By Nolan Higdon and Allison Butler
ChatGPT has sent shockwaves through higher education, creating a moral panic about the threat that artificial intelligence (AI) poses to the classroom. As critical media literacy scholars, we are not panicking, and we do not think any educator should. Developed by OpenAI, ChatGPT is a chatbot released in late 2022. Industry insiders were amazed by the technology, with Microsoft quickly moving to integrate OpenAI features into its products.
Among other functions, ChatGPT, currently offered as a free research preview, can write well-formulated essays on a series of topics. According to Inside Higher Ed, students are using it to generate outlines, bibliographies, and tutoring concepts. Meanwhile, educators are confirming cheating rings composed of students using ChatGPT. The ubiquity and effectiveness of ChatGPT has “alarmed” universities and led many professors to alter their syllabus and pedagogical approach.
Much of the reports on ChatGPT serve to foster panic. For example, the New York Times warned that ChatGPT “hijacks democracy,” and Arab News claimed it will “deepen the disinformation crisis.” The reporting also suffers from a disaster movie-like understanding of AI, where the programs become sentient and overtake humanity and free will. In Machine Unintelligence, computer scientist Meredith Broussard reminds us that the autonomous AI popularized by films was abandoned by serious researchers decades ago. Indeed, Gary Smith refers to the public’s continued faith in the development of the film version of AI “The AI Delusion.”
To quell the panic, it behooves us to remember that the machine learning possible today is dictated by human created algorithms. It is humans, not autonomous machines, who set the parameters for what AI can and cannot do. Digital technologies are not autonomous actors free from human influence and they are certainly not sentient. Rather, they are designed by humans and thus reflect and communicate the various biases, values, and self-serving interests of their creators.
A critical media literacy lens reminds us that, rather than fret over academic dishonesty, it is more worthwhile to investigate what goes into building ChatGPT: The human element reveals the values of the larger society, including adherence to racism, sexism, and classism. For example, in 2022 when asked “whether a person should be tortured,” ChatGPT responded yes if they’re from North Korea, Syria, or Iran. The xenophobic and jingoistic response illustrates how AI technology such as ChatGPT recreates the bias of its human creator. Furthermore, it threatens to compound class inequities by serving privileged students who can access the fast computer and high-speed internet necessary to utilize ChatGPT.
ChatGPT is simply the latest tool in the the centuries long saga of academic dishonesty. While there are certainly instances where students cheat simply for the sake of cheating, students are more often driven to cheat when backed into a corner. For example, the contradiction of finding no time to study because they need to work in order to pay for college or the pressure of maintaining a high GPA because that appears to be the route to professional and financial success, post-graduation.
There are those who believe more tech is the solution, and have turned to a Princeton student generated app that claims to be able to determine if ChatGPT wrote a particular essay.
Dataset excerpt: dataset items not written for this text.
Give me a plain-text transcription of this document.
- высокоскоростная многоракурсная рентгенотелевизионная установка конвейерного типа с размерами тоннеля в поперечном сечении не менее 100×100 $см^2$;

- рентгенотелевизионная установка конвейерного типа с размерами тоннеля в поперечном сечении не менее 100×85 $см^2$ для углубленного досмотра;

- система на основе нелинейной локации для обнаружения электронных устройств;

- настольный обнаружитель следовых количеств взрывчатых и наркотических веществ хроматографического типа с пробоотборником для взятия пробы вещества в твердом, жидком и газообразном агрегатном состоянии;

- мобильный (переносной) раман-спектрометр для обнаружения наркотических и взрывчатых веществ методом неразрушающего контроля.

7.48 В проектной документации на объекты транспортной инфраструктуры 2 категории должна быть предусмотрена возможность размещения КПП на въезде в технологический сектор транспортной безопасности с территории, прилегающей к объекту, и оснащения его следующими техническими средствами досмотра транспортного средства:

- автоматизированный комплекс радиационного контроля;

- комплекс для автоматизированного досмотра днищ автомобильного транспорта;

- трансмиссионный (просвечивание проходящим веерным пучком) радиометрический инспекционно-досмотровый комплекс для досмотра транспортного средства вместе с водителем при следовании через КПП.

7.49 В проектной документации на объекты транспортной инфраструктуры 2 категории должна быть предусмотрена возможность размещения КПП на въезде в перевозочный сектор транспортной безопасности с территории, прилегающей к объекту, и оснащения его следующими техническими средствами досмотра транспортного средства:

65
Using technology to determine the veracity of technology may be helpful, but it leaves out the process of critical analysis of said technology.
Our solution, and one way to dampen the moral panic, is for teachers to take a critical media literacy approach and bring ChatGPT in the classroom so that students can understand the threats and benefits it poses to their learning. ChatGPT presents a unique opportunity for teachers and students to build knowledge together; because the technology and its applications are brand-new to all of us, this is an opportunity to co-create understanding and, in working together, we may dampen both the fascination with the tech as well as the desire to use it for nefarious purposes. Utilizing the skills of critical inquiry fostered by critical media literacy, teachers and students can work together to analyze assignments. This may include presentations on their papers, the development of in-class outlines prior to writing, or a simple conversation about the content and structure of the assigned work. Such lessons serve two purposes: give students an opportunity to sharpen their understanding and provide educators with an opportunity to test students’ depth of knowledge about the essay they claim to have written.
It is incumbent on educators to communicate to students the benefits and threats posed by the utilization of technology. As teachers, we know that to write well is to think well. While teaching our students this, we can also remind them that, while it is possible to attain a degree in higher education without attaining the broader knowledge linked to one’s own ability to think and write critically; students who use ChatGPT or engage in similar forms of academic dishonesty position themselves to achieve none of these indispensable life skills. Employing ChatGPT may provide one a pathway to a job that is quickly lost once the employer realizes they lack basic skills, thus, putting themselves in a position where they cannot pay the loans for the education they chose not to receive.
We argue that ChatGPT is not something that educators should panic over, instead they should do what they have always done: Adapt to educate the citizens of an ever changing society. Cheating is nothing new, but how those in education make sense of cheating may need revision.